When constructive criticism is done properly, it can propel workers into the next realm of success. It pushes your employees to do better work, because they have been given the confidence in knowing that they are capable of more. The goal of critiquing someone isn’t to bring their spirits down, but to show them their potential to accomplish more and to never strive for anything less than that.
A culture of constructive criticism & how it makes us all better
A visionary and powerful business leader, Elon Musk, is famous for his awareness and promotion of constructive criticism. Musk actually attributes most of his success to actively seeking out and listening to constructive criticism. He reflects on this by saying, “I think it is very important to actively seek out and listen very carefully to negative feedback. This is something people typically tend to avoid because it’s painful. But I think this is a very common mistake — to not actively seek out and listen to negative feedback.”
Musk has a point, how can we get better if we fear hearing how we can improve? As the great American President Franklin Roosevelt once said, “The only thing we have to fear is fear itself.” The same holds true in letting go of our fears and seeking out the advice of others, even if it is painful and hurts.
An eye-opening setup for receiving constructive criticism is the well-known TV show, “Undercover Boss.” The premise of this popular show is to send CEO’s, or the upper echelon of management, undercover to meet the unsung heroes of their company, while also hearing where they fall short in other areas of their brand.
Going into it, the CEO’s often have confidence in how they operate their company in all of its aspects. What they are not prepared for is hearing how they fail, or how their company needs improvement in keeping their business alive and well. Most CEO’s are caught off guard, but take the time to listen to what improvements are being proposed.
When they finally reveal their true identity at the end of the show, the CEO’s take the recommendations made by their employees and ingrain them into the company. It not only makes the employees grateful for being heard, but also honored in that the CEO listened and responded in a positive way.
Instead of being hurt or defensive when hearing criticism, the CEO’s choose to become better, humbler, and smarter in how they can improve and run their company. They walk away stronger persons and leaders, because they allowed themselves to hear and listen to the meaningful advice of those who keep their company alive and thriving.
Time and delivery of constructive criticism are crucial
There is a fine line with delivering constructive criticism, and how it can go well or terribly wrong. When giving criticism, one has to be positive or “constructive” in their approach. Offer insight into how your employee could do better, or what avenues are out there to help them in the field. Give meaningful comprehension into your own struggles, and what you did to become a better employee that led you on a path to becoming a leader.
To simply give criticism, without a sense of purpose or just to beat them down, isn’t effective or professional. You only end up bringing down their spirits, as opposed to growing their potential by enhancing their work ethic. It is not about what you say, but how you say it. Be sure to remember that, especially when it comes to being constructive in giving out criticism or feedback.
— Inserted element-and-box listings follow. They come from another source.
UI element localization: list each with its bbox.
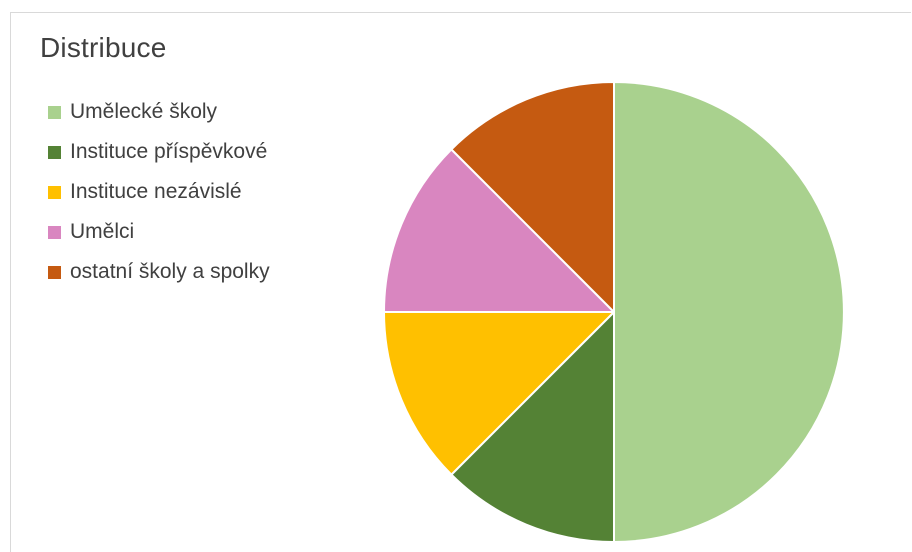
chart-title: Distribuce	[40, 32, 167, 63]
pie-slice	[450, 311, 615, 543]
legend-swatch	[48, 105, 61, 119]
legend-swatch	[48, 185, 61, 199]
legend-label: Instituce příspěvkové	[70, 140, 268, 163]
legend-item: ostatní školy a spolky	[48, 252, 270, 292]
pie-slice	[383, 311, 615, 476]
legend-label: Umělci	[70, 220, 135, 243]
legend-item: Umělci	[48, 212, 270, 252]
chart-legend: Umělecké školy Instituce příspěvkové Insti…	[48, 92, 270, 292]
pie-slice	[613, 81, 845, 543]
legend-label: ostatní školy a spolky	[70, 260, 270, 283]
legend-swatch	[48, 225, 61, 239]
legend-item: Instituce příspěvkové	[48, 132, 270, 172]
legend-item: Umělecké školy	[48, 92, 270, 132]
pie-slice	[450, 81, 615, 313]
legend-swatch	[48, 145, 61, 159]
pie-slice	[383, 148, 615, 313]
legend-label: Instituce nezávislé	[70, 180, 242, 203]
legend-label: Umělecké školy	[70, 100, 218, 123]
legend-item: Instituce nezávislé	[48, 172, 270, 212]
legend-swatch	[48, 265, 61, 279]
One other important factor to remember is do not wait until an annual review or the end of a probationary period to give out constructive criticism. That is almost like waiting until everything is at boiling point, then spilling it out all at once because you can’t hold it in anymore. That kind of execution only comes off as resentful, not meaningful, and puts everyone in a defensive state. Helping others effectively means giving constructive criticism as you see fit and not at the last moment. Building them up and guiding them to be the best employee is to give feedback as a process and not as a stick to beat them down with.
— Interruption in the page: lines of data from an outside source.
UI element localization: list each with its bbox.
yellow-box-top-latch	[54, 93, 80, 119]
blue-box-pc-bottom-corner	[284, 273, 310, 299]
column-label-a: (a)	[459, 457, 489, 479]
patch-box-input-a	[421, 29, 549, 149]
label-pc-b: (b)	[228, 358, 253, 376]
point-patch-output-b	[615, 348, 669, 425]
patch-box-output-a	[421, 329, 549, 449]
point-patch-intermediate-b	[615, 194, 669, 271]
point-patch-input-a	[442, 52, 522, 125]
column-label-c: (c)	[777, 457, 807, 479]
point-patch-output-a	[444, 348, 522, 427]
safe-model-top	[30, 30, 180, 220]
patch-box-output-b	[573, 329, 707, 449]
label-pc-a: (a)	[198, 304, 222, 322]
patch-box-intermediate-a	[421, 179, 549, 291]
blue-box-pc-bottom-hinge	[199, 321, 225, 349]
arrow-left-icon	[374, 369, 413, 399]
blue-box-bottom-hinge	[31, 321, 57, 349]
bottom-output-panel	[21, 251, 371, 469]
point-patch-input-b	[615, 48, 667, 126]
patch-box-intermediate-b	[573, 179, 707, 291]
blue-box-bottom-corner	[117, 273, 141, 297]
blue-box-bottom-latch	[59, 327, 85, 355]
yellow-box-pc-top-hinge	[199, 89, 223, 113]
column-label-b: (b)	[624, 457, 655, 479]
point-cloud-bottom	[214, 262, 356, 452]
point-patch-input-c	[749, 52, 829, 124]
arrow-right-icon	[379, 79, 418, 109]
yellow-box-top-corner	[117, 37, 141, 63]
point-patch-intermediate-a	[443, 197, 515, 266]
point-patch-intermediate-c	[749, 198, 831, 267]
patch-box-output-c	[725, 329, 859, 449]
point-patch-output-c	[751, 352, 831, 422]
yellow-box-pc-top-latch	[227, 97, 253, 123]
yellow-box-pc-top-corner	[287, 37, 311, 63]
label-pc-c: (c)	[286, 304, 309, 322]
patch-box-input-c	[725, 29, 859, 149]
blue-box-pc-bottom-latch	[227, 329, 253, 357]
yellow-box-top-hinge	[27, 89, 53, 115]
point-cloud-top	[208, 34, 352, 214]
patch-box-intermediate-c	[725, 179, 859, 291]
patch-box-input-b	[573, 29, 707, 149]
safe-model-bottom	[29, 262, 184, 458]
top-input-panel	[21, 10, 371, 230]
Receiving and giving constructive criticism can be a scary and painful thing to do and hear. However, it is a process that we all have faced in becoming better workers and leaders of the workforce. No one has ever escaped receiving negative feedback, because those individuals wouldn’t be in the position they were in if they weren’t told how they could do better. Only you will ultimately determine how to interpret constructive criticism, and that can be what makes all the difference in becoming a better person, worker, and leader in your field.